FOCUS MONDE — ÉTATS-UNIS — Le président Donald Trump associe sa stratégie de blocus contre l’Iran à un argument économique clair. Les pays affectés par les tensions dans le détroit d’Ormuz, notamment la Chine, devraient selon lui se tourner vers les États-Unis pour leurs approvisionnements en pétrole.

L’enjeu est stratégique. La montée en puissance des États-Unis, devenus premier producteur mondial de pétrole et de gaz, ainsi que premier exportateur de gaz naturel liquéfié, constitue aujourd’hui un levier géopolitique que l’administration Trump cherche à exploiter.

Dans une interview sur Fox, le président américain a affirmé que la Chine pouvait rediriger ses navires vers les États-Unis ou le Venezuela. Il a également déclaré sur les réseaux sociaux que des pétroliers vides en provenance de nombreux pays se dirigeaient déjà vers les États-Unis pour charger du pétrole.

Malgré ces déclarations, la réalité du marché reste plus complexe. Les États-Unis figurent déjà parmi les plus grands exportateurs de pétrole au monde, mais leur capacité ne permet pas de compenser les volumes massifs habituellement transitant par le détroit d’Ormuz.

En outre, le pétrole brut n’est pas interchangeable. Les raffineries utilisent des types spécifiques de brut, et les États-Unis exportent majoritairement du pétrole léger, ce qui limite sa compatibilité avec certaines installations étrangères.

Les exportations américaines de brut oscillent généralement entre 3,5 et 4,5 millions de barils par jour. Elles ont atteint 3,9 millions de barils par jour en janvier, selon les dernières données fédérales complètes, et environ 4,2 millions début avril selon des estimations hebdomadaires.

Le conflit lié à l’Iran a fortement perturbé les flux énergétiques mondiaux. Environ 20 millions de barils par jour de pétrole et de produits pétroliers, soit près d’un cinquième du commerce mondial, transitent habituellement par le détroit d’Ormuz.

Seule une fraction de ces volumes est actuellement compensée, notamment via l’oléoduc est-ouest de l’Arabie saoudite vers la mer Rouge. Faute d’alternatives logistiques suffisantes, certains producteurs du Golfe ont réduit leur production de 8 à 10 millions de barils par jour selon plusieurs estimations.

Dans ce contexte, les exportations américaines de produits raffinés — essence, kérosène, diesel — continuent d’augmenter.
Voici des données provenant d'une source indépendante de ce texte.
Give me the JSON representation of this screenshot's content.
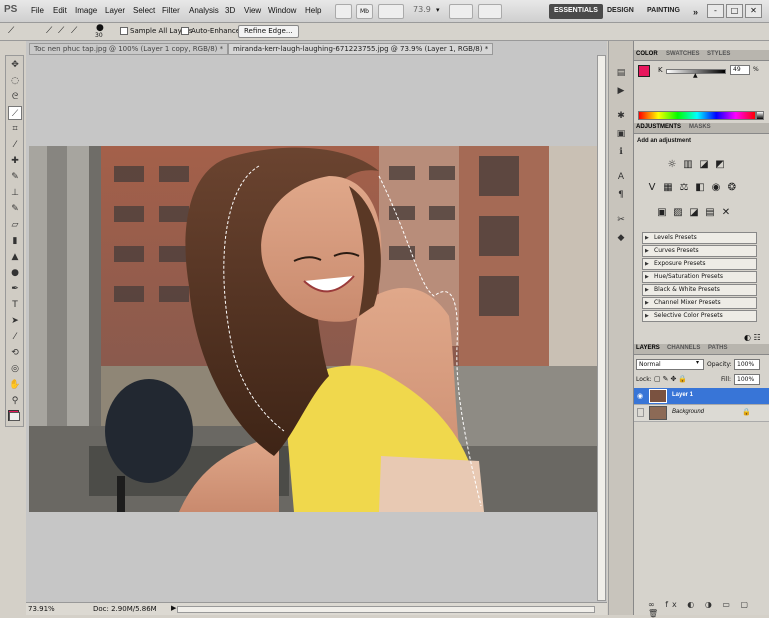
{
  "app": {
    "logo": "PS"
  },
  "menubar": {
    "items": [
      "File",
      "Edit",
      "Image",
      "Layer",
      "Select",
      "Filter",
      "Analysis",
      "3D",
      "View",
      "Window",
      "Help"
    ],
    "zoom": "73.9",
    "workspaces": [
      "ESSENTIALS",
      "DESIGN",
      "PAINTING",
      "»"
    ],
    "window_controls": [
      "-",
      "□",
      "✕"
    ]
  },
  "options": {
    "brush_size": "30",
    "sample_all_layers": "Sample All Layers",
    "auto_enhance": "Auto-Enhance",
    "refine_edge": "Refine Edge..."
  },
  "tabs": [
    "Toc nen phuc tap.jpg @ 100% (Layer 1 copy, RGB/8) *",
    "miranda-kerr-laugh-laughing-671223755.jpg @ 73.9% (Layer 1, RGB/8) *"
  ],
  "status": {
    "zoom": "73.91%",
    "doc": "Doc: 2.90M/5.86M"
  },
  "color_panel": {
    "tabs": [
      "COLOR",
      "SWATCHES",
      "STYLES"
    ],
    "channel": "K",
    "value": "49",
    "unit": "%",
    "fg_color": "#e8175d",
    "bg_color": "#ffffff"
  },
  "adjustments": {
    "tabs": [
      "ADJUSTMENTS",
      "MASKS"
    ],
    "header": "Add an adjustment",
    "presets": [
      "Levels Presets",
      "Curves Presets",
      "Exposure Presets",
      "Hue/Saturation Presets",
      "Black & White Presets",
      "Channel Mixer Presets",
      "Selective Color Presets"
    ]
  },
  "layers": {
    "tabs": [
      "LAYERS",
      "CHANNELS",
      "PATHS"
    ],
    "blend_mode": "Normal",
    "opacity_label": "Opacity:",
    "opacity": "100%",
    "lock_label": "Lock:",
    "fill_label": "Fill:",
    "fill": "100%",
    "items": [
      {
        "name": "Layer 1",
        "selected": true
      },
      {
        "name": "Background",
        "selected": false
      }
    ]
  }
}
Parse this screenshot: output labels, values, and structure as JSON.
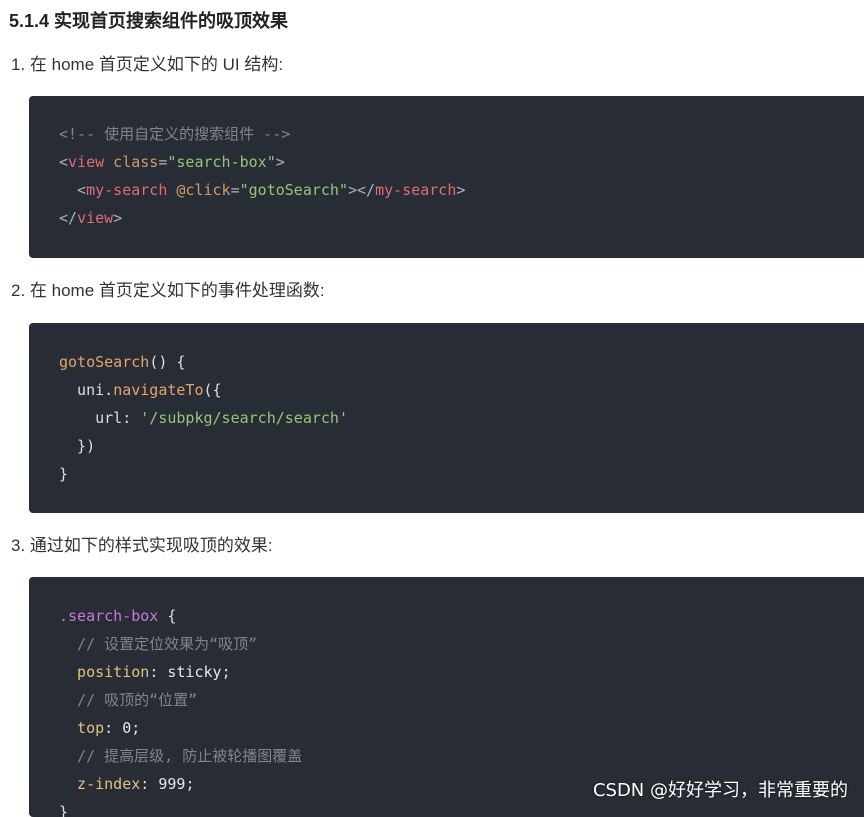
{
  "heading": "5.1.4 实现首页搜索组件的吸顶效果",
  "steps": [
    "1. 在 home 首页定义如下的 UI 结构:",
    "2. 在 home 首页定义如下的事件处理函数:",
    "3. 通过如下的样式实现吸顶的效果:"
  ],
  "code1": {
    "l1": "<!-- 使用自定义的搜索组件 -->",
    "l2_a": "<",
    "l2_tag": "view",
    "l2_attr": " class",
    "l2_eq": "=",
    "l2_str": "\"search-box\"",
    "l2_end": ">",
    "l3_a": "  <",
    "l3_tag": "my-search",
    "l3_attr": " @click",
    "l3_eq": "=",
    "l3_str": "\"gotoSearch\"",
    "l3_mid": "></",
    "l3_tag2": "my-search",
    "l3_end": ">",
    "l4_a": "</",
    "l4_tag": "view",
    "l4_end": ">"
  },
  "code2": {
    "l1_fn": "gotoSearch",
    "l1_rest": "() {",
    "l2_obj": "  uni",
    "l2_dot": ".",
    "l2_fn": "navigateTo",
    "l2_rest": "({",
    "l3_key": "    url",
    "l3_colon": ": ",
    "l3_str": "'/subpkg/search/search'",
    "l4": "  })",
    "l5": "}"
  },
  "code3": {
    "l1_sel": ".search-box",
    "l1_rest": " {",
    "l2": "  // 设置定位效果为“吸顶”",
    "l3_prop": "  position",
    "l3_colon": ": ",
    "l3_val": "sticky",
    "l3_semi": ";",
    "l4": "  // 吸顶的“位置”",
    "l5_prop": "  top",
    "l5_colon": ": ",
    "l5_val": "0",
    "l5_semi": ";",
    "l6": "  // 提高层级, 防止被轮播图覆盖",
    "l7_prop": "  z-index",
    "l7_colon": ": ",
    "l7_val": "999",
    "l7_semi": ";",
    "l8": "}"
  },
  "watermark": "CSDN @好好学习，非常重要的",
  "colors": {
    "code_bg": "#282c34",
    "tag": "#e06c75",
    "attr": "#d19a66",
    "string": "#98c379",
    "comment": "#7f848e",
    "selector": "#c678dd",
    "property": "#e5c07b"
  }
}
Elles ont atteint un record de 7,9 millions de barils par jour fin mars, d’après les données hebdomadaires de l’Energy Information Administration.

Selon des analystes du secteur, les flux commerciaux deviennent de plus en plus atypiques, avec par exemple de l’essence américaine expédiée vers l’Australie ou du carburant aérien de la côte Est envoyé vers l’Europe, signe d’une forte tension sur l’offre mondiale.

La crise actuelle pourrait déclencher une nouvelle vague d’investissements dans les infrastructures énergétiques américaines, notamment sur la côte du Golfe du Mexique, afin d’augmenter les capacités d’exportation à long terme.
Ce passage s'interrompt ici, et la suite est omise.